I'm making very narrow claims that don't really have anything to do with what you're talking about here.
I have trouble communicating how much even high functioning autistic people have struggled with things that allistic people "just know", (a phrase I've heard again and again when interrogating allistic people).
Here's an example, which I believe I heard as a real life example although I can't recall where:
You have issues with the texture of clothing and there are only a few dress shirts you have that you can stand to wear. You have a sudden nose-bleed on one of your shirts and get blood all over the collar and down the front.
You launder the shirt but the blood stains have set in and are still very visible.
Should you wear that shirt to the office?

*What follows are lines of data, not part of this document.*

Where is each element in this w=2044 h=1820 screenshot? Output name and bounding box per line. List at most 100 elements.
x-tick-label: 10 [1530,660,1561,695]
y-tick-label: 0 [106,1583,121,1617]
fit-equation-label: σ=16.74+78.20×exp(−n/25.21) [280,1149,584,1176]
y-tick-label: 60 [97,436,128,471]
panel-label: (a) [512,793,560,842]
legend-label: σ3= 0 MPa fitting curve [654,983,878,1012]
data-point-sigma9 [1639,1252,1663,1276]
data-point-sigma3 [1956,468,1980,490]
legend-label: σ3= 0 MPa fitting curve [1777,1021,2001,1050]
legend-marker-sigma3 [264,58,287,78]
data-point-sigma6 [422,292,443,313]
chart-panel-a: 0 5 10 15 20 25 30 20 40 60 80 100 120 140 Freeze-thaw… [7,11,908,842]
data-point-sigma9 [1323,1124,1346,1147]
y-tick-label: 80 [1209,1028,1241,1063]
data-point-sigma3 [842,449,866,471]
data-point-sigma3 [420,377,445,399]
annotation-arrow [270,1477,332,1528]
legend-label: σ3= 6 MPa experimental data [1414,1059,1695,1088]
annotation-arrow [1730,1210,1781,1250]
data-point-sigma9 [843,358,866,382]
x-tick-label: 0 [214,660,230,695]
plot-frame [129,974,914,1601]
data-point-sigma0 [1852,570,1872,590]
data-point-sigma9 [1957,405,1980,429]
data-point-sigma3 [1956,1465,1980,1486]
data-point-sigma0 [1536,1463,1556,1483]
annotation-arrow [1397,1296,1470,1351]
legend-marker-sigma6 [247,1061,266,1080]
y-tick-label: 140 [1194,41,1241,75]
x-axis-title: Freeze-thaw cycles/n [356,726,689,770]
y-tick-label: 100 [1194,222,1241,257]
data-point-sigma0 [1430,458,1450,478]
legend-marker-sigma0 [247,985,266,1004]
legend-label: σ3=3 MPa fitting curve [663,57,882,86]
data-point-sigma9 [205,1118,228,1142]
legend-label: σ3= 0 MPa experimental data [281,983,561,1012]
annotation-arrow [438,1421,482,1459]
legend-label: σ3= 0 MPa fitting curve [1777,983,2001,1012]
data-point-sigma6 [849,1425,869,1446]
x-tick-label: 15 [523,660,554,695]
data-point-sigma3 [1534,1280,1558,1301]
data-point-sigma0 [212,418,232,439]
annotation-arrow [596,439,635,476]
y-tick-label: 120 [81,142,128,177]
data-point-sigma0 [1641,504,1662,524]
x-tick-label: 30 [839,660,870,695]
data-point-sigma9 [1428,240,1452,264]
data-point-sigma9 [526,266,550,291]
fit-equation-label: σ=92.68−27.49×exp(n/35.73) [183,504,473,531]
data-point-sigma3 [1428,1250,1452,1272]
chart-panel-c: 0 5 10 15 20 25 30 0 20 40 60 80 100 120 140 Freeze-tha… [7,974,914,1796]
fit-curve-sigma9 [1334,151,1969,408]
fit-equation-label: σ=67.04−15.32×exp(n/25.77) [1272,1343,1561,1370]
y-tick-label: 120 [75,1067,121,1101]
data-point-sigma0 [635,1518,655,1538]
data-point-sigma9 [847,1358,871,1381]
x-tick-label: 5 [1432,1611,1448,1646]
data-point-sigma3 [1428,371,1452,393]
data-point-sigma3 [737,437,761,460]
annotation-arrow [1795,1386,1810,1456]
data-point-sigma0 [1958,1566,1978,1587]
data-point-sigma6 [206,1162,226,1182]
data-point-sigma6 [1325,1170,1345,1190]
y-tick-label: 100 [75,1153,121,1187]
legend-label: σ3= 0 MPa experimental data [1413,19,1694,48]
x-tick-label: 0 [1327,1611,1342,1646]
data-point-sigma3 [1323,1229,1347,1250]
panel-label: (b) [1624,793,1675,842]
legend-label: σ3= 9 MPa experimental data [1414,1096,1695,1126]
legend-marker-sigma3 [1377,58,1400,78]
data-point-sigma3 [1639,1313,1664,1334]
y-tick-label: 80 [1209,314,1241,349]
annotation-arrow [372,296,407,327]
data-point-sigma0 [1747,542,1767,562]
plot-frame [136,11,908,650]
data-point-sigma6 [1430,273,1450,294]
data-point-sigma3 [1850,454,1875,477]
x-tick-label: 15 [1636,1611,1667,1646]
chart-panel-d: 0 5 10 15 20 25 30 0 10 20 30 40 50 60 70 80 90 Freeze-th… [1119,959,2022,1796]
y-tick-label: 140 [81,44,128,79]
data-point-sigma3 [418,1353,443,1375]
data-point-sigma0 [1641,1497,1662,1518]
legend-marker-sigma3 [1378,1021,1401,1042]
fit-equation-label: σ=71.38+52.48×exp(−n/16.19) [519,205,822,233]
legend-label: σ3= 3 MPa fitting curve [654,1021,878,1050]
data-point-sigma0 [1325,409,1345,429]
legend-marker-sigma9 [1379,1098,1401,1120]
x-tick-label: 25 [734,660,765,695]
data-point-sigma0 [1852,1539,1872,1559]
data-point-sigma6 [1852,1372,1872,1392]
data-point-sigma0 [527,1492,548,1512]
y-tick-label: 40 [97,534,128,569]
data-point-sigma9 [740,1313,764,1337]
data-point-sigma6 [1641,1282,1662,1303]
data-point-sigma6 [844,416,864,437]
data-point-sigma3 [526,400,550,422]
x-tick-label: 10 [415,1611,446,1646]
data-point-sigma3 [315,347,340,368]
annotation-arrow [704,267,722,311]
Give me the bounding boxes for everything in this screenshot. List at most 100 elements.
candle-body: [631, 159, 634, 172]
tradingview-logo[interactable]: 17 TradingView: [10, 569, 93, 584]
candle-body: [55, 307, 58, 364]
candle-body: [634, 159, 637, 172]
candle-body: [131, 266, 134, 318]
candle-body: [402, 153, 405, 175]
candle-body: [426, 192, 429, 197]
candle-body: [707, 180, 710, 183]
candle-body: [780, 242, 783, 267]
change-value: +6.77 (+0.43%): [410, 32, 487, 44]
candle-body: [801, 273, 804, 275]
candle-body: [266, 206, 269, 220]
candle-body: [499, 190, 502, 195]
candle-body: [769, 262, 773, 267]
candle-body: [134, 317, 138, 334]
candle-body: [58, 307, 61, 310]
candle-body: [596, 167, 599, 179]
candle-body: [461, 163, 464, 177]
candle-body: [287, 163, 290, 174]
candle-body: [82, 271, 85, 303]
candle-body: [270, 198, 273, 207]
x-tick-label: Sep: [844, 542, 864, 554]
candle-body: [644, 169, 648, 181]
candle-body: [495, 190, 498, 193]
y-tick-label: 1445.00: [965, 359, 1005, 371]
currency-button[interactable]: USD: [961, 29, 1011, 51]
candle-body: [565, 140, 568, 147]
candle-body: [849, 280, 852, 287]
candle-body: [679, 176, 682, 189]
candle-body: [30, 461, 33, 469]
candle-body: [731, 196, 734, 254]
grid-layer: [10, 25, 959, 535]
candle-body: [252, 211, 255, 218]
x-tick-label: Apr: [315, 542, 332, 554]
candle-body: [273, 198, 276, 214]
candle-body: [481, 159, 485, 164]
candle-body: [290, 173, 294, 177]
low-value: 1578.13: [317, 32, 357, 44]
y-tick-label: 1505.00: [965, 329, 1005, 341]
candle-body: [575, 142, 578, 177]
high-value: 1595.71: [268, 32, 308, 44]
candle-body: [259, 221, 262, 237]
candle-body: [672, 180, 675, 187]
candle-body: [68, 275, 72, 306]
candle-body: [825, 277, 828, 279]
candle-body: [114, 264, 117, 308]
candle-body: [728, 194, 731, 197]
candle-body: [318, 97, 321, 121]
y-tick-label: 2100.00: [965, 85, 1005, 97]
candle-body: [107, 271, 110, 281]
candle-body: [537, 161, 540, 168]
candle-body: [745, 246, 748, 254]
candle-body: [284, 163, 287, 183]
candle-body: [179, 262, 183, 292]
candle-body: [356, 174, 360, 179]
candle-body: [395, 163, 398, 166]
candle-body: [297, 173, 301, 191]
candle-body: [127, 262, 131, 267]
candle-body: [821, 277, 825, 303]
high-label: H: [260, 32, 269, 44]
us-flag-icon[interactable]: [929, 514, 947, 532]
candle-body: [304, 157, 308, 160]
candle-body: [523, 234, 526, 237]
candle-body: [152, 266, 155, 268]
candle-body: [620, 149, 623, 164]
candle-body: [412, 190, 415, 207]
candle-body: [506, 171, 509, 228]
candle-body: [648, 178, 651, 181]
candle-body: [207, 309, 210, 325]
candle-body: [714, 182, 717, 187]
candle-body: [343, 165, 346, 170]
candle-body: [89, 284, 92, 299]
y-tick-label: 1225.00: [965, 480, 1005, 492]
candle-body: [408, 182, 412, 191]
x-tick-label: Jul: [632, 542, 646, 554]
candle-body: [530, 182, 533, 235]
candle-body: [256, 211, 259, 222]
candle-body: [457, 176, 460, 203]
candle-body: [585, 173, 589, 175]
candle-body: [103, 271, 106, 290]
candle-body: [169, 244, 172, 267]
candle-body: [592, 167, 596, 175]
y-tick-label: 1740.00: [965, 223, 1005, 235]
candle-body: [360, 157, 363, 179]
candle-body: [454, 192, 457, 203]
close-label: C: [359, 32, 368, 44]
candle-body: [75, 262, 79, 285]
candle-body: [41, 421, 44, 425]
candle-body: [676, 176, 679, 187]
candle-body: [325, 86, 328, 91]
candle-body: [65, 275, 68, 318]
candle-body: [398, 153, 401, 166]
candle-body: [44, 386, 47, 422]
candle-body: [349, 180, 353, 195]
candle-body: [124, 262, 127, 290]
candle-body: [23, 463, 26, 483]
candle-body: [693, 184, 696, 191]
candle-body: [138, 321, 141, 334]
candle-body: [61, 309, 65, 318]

Most allistic people already know that the answer is, "almost certainly not."
An autistic person is likely to go through this process:
I have no idea if I should wear that shirt to the office or not, so let's figure it out.
Well, I have laundered the shirt so it is clean and sanitary, the stains are just visual blemishes.
All the social messages I've heard since I were a kid say that you can't judge a book by its cover and that looks don't matter, it's what's inside that counts.
And, I have a desk job, I wasn't hired to look a certain way, but rather to produce a certain kind of work, and wearing this comfortable shirt makes it easy for me to work without being distracted by uncomfortable clothes.
Therefore, logically, I can't imagine that anybody at the office will object to my wearing this shirt.
That last sentence is key, and I really want you to focus on it. You **aren't** thinking, "Well, maybe the button down drones at the office think this is a problem, but I know better than they do."
No, you aren't thinking that at all. You're thinking, "I put together the clues so I'm sure everyone at the office will feel the exact same way as I do"
And when they don't, it's a shock.
Now, I want you to further imagine that this is how you reason about other people and the world, but through some cosmic joke you've ended up at an employer where dressing right is incredibly important.
You'll get yelled at by your boss if you wear the wrong thing and your coworkers will turn on you. But there's no published dress code, you're just supposed to "just know" what an employee should wear.
But look at your reasoning above! You *don't* "just know" what the fashion is. Imagine you eventually say, to your boss and some coworkers, "I'm starting to get really stressed about not knowing what to wear to work, I really want to wear the right thing and be part of the team but I don't know how and I'm getting stressed out."
Immediately everybody turns on you. Your boss calls you into his office to ream you out. Your coworkers start a petition to fire you because you're obviously trying to undermine the valuable work culture that they have worked so hard to create. Concerned work friends pull you aside and go, "Jesus, are you crazy? We all stress out about what to wear but you never say it in public!"
Think about what that might feel like.
Now imagine you get fired and at your next job the boss is like, "Hey, the dress code is pretty important here, here's a list of what we expect. Sometimes some stuff is kind of on the edge so you won't know, but it's always fine to ask me if something is appropriate, and if you accidentally wear something that's on the wrong side that's fine, I'll let you know and we'll work on getting you some more appropriate stuff, but you won't get in trouble."
I want you to really think about what it would feel like, as an autistic person, to be at that second job after decades working at the first. To suddenly know you could ask questions or make mistakes at something that doesn't come easily to you after so much time in an environment where you're told that this stuff comes easily to everyone and people only *pretend* to be bad at it to get away with things.
What you're doing is coming in and going, "Well, that second job might be bad for other, unrelated reasons."
I will completely grant that, you're utterly correct. That second job might be terrible for a bunch of unrelated reasons.
But I'm never going back to that first job.